俺は人々の生活を守っていければ、それでいい。どれだけ厳しい戦でも、その後ろにいる人たちには戦が別世界の物であって欲しい。できることならメナウルとライザナルを結ぶ糸をたくさん作って、いつか引き寄せるだけの力を込められる物にしたい。そして城都に戻った時、サーディやグレイの笑顔を見ることができて、そう、リディアの歌が聴ければ。それでも胸が痛いのは、リディアが遠い人になってしまうからだろうか。

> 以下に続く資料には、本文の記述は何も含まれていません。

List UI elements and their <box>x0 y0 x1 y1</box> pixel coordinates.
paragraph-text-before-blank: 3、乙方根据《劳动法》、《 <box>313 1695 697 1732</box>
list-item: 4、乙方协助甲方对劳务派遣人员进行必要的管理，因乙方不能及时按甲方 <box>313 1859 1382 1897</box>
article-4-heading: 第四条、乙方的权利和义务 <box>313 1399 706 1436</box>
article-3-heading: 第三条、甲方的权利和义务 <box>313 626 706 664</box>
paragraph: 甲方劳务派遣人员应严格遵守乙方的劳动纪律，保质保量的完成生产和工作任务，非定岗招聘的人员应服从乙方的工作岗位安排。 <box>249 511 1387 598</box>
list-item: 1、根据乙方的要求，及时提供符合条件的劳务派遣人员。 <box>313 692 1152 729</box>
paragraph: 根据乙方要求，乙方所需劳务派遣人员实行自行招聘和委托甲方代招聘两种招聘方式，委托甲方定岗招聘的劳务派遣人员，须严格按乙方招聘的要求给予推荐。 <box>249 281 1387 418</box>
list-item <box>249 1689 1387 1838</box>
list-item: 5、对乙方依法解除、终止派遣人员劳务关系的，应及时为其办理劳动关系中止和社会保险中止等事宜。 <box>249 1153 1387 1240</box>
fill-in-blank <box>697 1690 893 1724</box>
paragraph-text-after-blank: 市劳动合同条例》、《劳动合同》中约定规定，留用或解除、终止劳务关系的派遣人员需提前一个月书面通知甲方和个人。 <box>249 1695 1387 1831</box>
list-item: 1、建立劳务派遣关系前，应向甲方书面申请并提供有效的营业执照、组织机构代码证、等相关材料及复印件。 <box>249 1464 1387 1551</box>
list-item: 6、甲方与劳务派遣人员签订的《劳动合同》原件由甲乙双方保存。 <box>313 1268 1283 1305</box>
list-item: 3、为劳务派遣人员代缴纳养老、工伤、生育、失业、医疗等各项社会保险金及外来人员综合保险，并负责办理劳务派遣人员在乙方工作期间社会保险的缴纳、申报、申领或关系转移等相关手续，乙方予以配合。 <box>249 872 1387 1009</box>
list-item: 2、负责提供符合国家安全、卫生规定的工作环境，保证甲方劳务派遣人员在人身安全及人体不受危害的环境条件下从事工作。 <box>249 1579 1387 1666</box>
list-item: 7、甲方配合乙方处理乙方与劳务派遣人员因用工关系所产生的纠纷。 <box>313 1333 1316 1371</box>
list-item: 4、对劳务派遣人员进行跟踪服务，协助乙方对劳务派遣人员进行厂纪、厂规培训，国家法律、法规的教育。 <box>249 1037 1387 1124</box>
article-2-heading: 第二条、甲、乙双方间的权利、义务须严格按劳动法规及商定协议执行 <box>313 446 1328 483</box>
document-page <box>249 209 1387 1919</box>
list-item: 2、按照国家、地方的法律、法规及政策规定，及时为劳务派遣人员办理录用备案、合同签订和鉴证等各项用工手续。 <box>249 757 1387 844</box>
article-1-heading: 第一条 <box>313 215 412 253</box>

それにしても、この気持ちの空白は、いったいなんだろう。どうすれば埋めていけるのだろうか。今の俺には探し出せない自分が、そこにいる気がする。
控えめなため息が聞こえ、俺はリディアをもう一度振り返った。その頬に涙がつたう。
「リディア?」
俺に気付かれたことに驚いたように、リディアは顔を背けて涙を隠した。
「ごめんなさい、気にしないで」
気にするなと言われても、気にならないはずはない。でもその言葉は、もう何も聞くなということなのだろう。これ以上、俺がリディアに立ち入ることは許されない。
「風が、やんじゃったわね」
涙を拭ったばかりで、リディアは笑顔を浮かべて見せた。俺はそんなリディアを見ているのが辛くて目をそらした。
「無理に笑うな。頼むから」
俺は前を見たまま言葉を投げた。リディアが背中に寄り添うのを感じる。
「風が欲しいなら、ゴートまで走ろうか」
リディアが俺を掴む力が強くなる。俺はかかとで軽く馬の脇腹を蹴った。